The death of the 8-year-old boy Samuel Arroyo, struck by a stray bullet on February 28 while he was sleeping in the capital, San José, caused an uproar among the population. Costa Ricans not related to the boy’s family attended the funeral with balloons.
President Chaves described Samuel’s death as “outrageous, inexplicable and unacceptable.” The president said the shot was apparently generated in a war between criminal groups. A 15-year-old boy was arrested in connection with the boy’s death.
A month earlier, Ingrid Muñoz organized a demonstration in front of the Justice Courts in San José to demand justice for her 19-year-old son Keylor Gambia, who was murdered for defending his girlfriend during an assault.
“What we want is to raise awareness so that the case does not go unpunished,” declared Muñoz. “What we want is justice, that both the magistrates and the prosecution are aware of the serious situation that not only young people are experiencing, but everyone in the country.”

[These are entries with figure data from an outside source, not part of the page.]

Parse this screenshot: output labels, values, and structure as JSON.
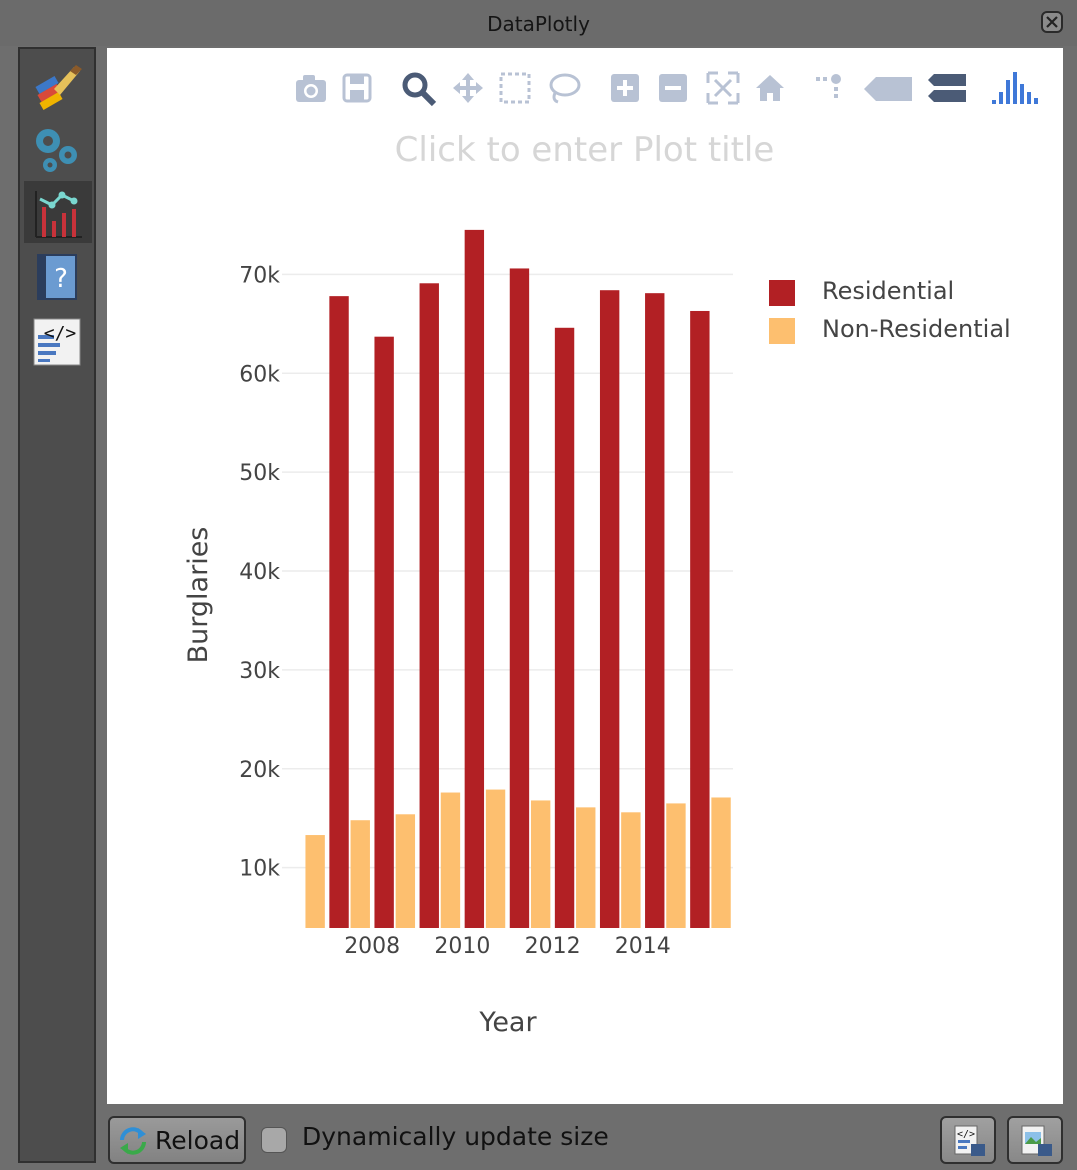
{
  "window": {
    "title": "DataPlotly"
  },
  "sidebar": {
    "items": [
      {
        "icon": "paint-brush-icon"
      },
      {
        "icon": "gears-icon"
      },
      {
        "icon": "plot-icon"
      },
      {
        "icon": "help-book-icon"
      },
      {
        "icon": "code-icon"
      }
    ]
  },
  "toolbar": {
    "icons": [
      "camera-icon",
      "save-icon",
      "zoom-icon",
      "pan-icon",
      "box-select-icon",
      "lasso-select-icon",
      "zoom-in-icon",
      "zoom-out-icon",
      "autoscale-icon",
      "reset-axes-icon",
      "spike-lines-icon",
      "hover-closest-icon",
      "hover-compare-icon",
      "plotly-logo-icon"
    ]
  },
  "plot": {
    "title_placeholder": "Click to enter Plot title"
  },
  "chart_data": {
    "type": "bar",
    "xlabel": "Year",
    "ylabel": "Burglaries",
    "x": [
      2006,
      2007,
      2008,
      2009,
      2010,
      2011,
      2012,
      2013,
      2014,
      2015
    ],
    "x_ticks": [
      "2008",
      "2010",
      "2012",
      "2014"
    ],
    "y_ticks": [
      "10k",
      "20k",
      "30k",
      "40k",
      "50k",
      "60k",
      "70k"
    ],
    "ylim": [
      3900,
      75500
    ],
    "grid": true,
    "legend_position": "top-right",
    "series": [
      {
        "name": "Residential",
        "color": "#b22024",
        "values": [
          null,
          67800,
          63700,
          69100,
          74500,
          70600,
          64600,
          68400,
          68100,
          66300
        ]
      },
      {
        "name": "Non-Residential",
        "color": "#fdbf6f",
        "values": [
          13300,
          14800,
          15400,
          17600,
          17900,
          16800,
          16100,
          15600,
          16500,
          17100
        ]
      }
    ]
  },
  "bottom": {
    "reload_label": "Reload",
    "dynamic_size_label": "Dynamically update size",
    "dynamic_size_checked": false
  }
}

The Minister of Public Security, Jorge Torres, in statements before the Legislative Assembly in January, lashed out at the judicial system because, he said, those sentenced for drug trafficking crimes only serve a fraction of their prison sentence.
“There are crimes that should serve the full sentence,” he said.
Torres affirmed that a new security strategy would be ready by June, but he specified that more resources are needed for the police. “If we want to fix this in the short term, we need police on the streets.”
Limón is 160 kilometers east of San José. It is the most important port in Costa Rica and a large part of the country’s exports to the United States and Europe leave from there.
In 2018, the government privatized the container port and awarded the concession to a Dutch company.
Antonio Wells, general secretary of Costa Rica’s Atlantic port workers’ union, said that some 7,000 jobs were lost with privatization, and he attributed the social problems in Limón to this.
Last year, Limón was the canton with the second highest homicide rate, with more than 62 per 100,000 inhabitants.
“If there is no job, it sounds ugly to say, but for many the closest thing to a job is a hit man,” Wells said.
Costa Rica’s homicide rate has increased in each of the last four years. Last year, the rate reached 12.6 per 100,000 inhabitants, a third of that of Honduras, but remains the highest for Costa Rica since at least 1990.
The College of Professionals in Economic Sciences found in January a strong correlation between low levels of development and high homicide rates in the most violent cantons such as Limón.
“This is not the Limón I grew up in,” said a pensioner, who gave his name only as David, recently as he chatted with others in the city’s central plaza. “After 9 at night you can’t walk, and it’s very sad.”